Ghassan Khatib, former Palestinian planning minister, said the Palestinians do not yet know whether Israel, preparing for the most right-wing government in its history, will oppose.

“Israel has changed,” he said. It is gradually becoming less interested in making the Palestinian Authority viable because it is no longer convinced of the idea of ​​the two states, in which an independent Palestine would exist alongside Israel.

But even if the entire venture has Israeli approval, the Palestinian Authority will still face its bitter rival, Hamas, which has demanded a share of the expected windfall.

“We will not allow gas to be monopolized and Gaza not to take full advantage of it,” Ghazi Hamad, a member of Hamas’ political bureau, told The Washington Post.

At a ceremony in September, Hamas put up banners near Gaza’s port reading “our gas, our right”.

The as-yet undisclosed deal grants a 27.5 percent stake to PIF and a further 27.5 percent to the Athens-based, Palestinian-owned Consolidated Contractors Company (CCC). The remaining 45 percent will go to the Egyptian consortium EGAS. Under the agreement, the gas will be developed in Palestinian waters and then transferred via a 40-mile submarine pipeline to Egyptian processing facilities, where it will merge into the Egyptian energy grid and then be sold as an export to Palestinians and others. .

“It must be commercial, between the developing companies and the buyers, not linked to politics,” said a Palestinian official who spoke on condition of anonymity because the deal is not yet finalized.

The outlook comes as Europe scours the globe for alternatives to Russian gas and oil, especially in the Eastern Mediterranean.

Gaza’s offshore gas fields, known as Gaza Marine 1 and 2, are located 20 nautical miles offshore. The estimated trillion cubic feet of reserve is a drop in the ocean compared to Europe’s annual consumption of 20 trillion cubic feet, and it is also much smaller than Israel’s gas fields.

But Europe’s future energy strategy will be deliberately patchwork and diversified, and Milhem, the chairman of the Palestinian Energy Authority, said outside pressure has been a key motivator.

“The crisis in Ukraine, which coincides with increased activity in the Eastern Mediterranean, has helped move the gas deal forward,” he said.

Mkhaimar Abusada, an associate professor of political science at al-Azhar University-Gaza, said Palestinian officials also took note of Israel’s October deal with Lebanon, a country with which it is still technically at war.

As part of his re-election campaign, Netanyahu called the US-brokered deal, which will allow Israel and Lebanon to exploit potentially rich offshore gas resources, a “historic surrender” to Hezbollah, the Iranian-backed militant group based in Lebanon.

But Abusada said Palestinians were encouraged to see the deal, which initially met resistance from Hezbollah, eventually go through.

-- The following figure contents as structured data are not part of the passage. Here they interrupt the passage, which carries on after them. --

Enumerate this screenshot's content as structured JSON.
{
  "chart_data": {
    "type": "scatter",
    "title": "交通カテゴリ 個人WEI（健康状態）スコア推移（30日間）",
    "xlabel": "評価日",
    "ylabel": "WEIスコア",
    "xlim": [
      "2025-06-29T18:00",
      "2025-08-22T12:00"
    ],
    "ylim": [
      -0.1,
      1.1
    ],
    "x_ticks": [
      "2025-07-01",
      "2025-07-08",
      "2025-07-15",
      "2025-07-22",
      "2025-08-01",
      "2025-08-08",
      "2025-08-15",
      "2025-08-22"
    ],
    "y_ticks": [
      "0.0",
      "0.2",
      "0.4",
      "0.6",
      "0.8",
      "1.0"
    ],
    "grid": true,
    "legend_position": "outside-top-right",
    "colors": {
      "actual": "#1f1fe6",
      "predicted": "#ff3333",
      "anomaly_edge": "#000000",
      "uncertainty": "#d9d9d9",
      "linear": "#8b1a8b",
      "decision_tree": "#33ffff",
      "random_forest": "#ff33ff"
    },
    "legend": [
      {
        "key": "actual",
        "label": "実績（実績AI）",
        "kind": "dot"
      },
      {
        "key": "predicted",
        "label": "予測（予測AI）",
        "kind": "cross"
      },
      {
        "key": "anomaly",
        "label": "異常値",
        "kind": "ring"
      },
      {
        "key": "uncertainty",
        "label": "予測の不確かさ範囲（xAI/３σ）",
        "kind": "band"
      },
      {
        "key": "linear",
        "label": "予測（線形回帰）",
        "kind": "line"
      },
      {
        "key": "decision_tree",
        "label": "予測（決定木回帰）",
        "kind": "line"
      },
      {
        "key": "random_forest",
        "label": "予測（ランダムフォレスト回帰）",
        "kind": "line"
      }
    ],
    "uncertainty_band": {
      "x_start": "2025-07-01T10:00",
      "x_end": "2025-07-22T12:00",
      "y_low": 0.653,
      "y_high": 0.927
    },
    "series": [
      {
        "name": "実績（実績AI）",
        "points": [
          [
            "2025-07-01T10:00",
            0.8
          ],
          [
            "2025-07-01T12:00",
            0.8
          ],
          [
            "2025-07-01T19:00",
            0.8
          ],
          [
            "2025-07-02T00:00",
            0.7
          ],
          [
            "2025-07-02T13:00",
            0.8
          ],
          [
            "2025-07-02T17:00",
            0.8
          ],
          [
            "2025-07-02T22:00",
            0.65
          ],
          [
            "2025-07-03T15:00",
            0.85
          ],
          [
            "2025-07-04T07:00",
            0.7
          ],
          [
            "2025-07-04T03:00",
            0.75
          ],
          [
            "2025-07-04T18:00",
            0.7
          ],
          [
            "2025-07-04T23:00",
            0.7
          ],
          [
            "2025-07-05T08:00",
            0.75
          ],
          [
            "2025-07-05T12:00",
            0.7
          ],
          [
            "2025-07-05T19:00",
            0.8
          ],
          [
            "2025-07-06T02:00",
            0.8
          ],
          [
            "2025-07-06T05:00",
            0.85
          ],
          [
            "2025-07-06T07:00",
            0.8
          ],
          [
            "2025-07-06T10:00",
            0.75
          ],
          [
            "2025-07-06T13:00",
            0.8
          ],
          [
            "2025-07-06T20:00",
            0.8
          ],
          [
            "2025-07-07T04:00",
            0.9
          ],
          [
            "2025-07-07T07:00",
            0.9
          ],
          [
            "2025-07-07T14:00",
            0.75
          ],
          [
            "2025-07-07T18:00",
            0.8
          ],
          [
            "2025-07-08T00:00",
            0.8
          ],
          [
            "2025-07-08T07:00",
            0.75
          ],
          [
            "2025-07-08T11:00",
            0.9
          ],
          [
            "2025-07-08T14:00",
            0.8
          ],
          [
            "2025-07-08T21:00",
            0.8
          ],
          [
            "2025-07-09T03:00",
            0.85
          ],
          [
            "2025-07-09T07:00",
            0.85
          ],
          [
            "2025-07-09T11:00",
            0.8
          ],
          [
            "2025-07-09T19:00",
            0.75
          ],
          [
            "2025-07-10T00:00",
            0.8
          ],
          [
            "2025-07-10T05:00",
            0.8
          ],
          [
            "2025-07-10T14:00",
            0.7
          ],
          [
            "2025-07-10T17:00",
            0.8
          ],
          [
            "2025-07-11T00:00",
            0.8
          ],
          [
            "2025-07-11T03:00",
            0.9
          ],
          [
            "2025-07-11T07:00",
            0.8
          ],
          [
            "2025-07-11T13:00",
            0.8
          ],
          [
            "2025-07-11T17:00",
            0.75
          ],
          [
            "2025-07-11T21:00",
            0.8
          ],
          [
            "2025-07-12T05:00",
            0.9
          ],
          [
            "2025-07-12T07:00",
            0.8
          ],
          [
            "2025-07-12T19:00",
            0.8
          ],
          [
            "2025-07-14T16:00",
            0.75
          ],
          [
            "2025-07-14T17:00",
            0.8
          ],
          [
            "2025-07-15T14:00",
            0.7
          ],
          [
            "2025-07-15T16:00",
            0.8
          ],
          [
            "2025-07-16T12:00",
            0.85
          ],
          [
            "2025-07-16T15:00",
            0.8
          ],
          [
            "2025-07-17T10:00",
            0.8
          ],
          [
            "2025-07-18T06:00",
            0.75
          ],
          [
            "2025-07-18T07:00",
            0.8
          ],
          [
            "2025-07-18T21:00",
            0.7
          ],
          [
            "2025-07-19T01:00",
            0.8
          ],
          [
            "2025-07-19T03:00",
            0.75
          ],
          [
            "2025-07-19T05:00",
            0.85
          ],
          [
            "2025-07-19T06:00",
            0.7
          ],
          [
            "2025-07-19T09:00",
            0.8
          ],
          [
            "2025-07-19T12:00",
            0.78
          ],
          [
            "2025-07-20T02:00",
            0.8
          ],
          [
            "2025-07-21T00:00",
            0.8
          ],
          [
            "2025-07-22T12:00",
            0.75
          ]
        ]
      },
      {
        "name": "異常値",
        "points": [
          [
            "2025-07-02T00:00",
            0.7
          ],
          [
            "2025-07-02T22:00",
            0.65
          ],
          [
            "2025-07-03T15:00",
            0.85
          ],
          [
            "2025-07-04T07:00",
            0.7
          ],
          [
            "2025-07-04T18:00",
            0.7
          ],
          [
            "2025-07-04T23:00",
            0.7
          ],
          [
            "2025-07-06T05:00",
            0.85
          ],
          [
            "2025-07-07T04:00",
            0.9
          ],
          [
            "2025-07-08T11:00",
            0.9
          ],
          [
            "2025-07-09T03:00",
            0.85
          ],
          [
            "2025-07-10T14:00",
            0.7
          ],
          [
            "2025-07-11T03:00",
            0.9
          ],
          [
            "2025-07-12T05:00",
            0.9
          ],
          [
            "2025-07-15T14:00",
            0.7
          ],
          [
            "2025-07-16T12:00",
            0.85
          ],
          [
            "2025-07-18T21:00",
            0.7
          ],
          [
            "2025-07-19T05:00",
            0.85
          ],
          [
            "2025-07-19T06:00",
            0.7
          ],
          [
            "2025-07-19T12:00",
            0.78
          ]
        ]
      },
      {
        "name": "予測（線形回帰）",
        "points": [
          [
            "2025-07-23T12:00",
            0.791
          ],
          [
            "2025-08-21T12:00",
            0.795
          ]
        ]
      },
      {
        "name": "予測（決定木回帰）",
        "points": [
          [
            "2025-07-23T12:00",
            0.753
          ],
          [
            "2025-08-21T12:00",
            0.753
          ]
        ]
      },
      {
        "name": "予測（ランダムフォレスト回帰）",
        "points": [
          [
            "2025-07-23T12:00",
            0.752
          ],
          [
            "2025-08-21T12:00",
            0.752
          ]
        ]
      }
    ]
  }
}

“The Palestinians feel there is a regional and international interest in developing this gas field in Gaza,” he said.

Gas would bring the Palestinians closer to energy independence from Israel, their largest supplier. The West Bank imports 750 megawatts of its total consumption of 850 megawatts. Gaza relies on 120 megawatts of Israeli electricity and Israeli fuel for its power plant, which produces about 45 megawatts.

In August, during the most recent flare-up with Israel, Gaza’s regular blackouts extended from eight hours to 12 hours, and hospitals ran on generators as medical staff attended to the injured.

Residents here fear that either Israel or the Palestinian Authority — or probably both — will stand in the way of completing the gas project.

“There are a lot of resources in Gaza — antiquities, gas, manpower — but nobody puts these resources to good use,” said Mahmoud Sayad, a 44-year-old father of seven from Al-Shati refugee camp, west of Gaza City.

“The Palestinian Authority doesn’t care about Gaza; for them the gas field is a source of money,” said Ramy Susi, a 35-year-old construction worker from the same camp, who said he expects profits to be squandered by corrupt politicians. “How can this gas make a difference in my life?”

Rubin reported from Ramallah, West Bank.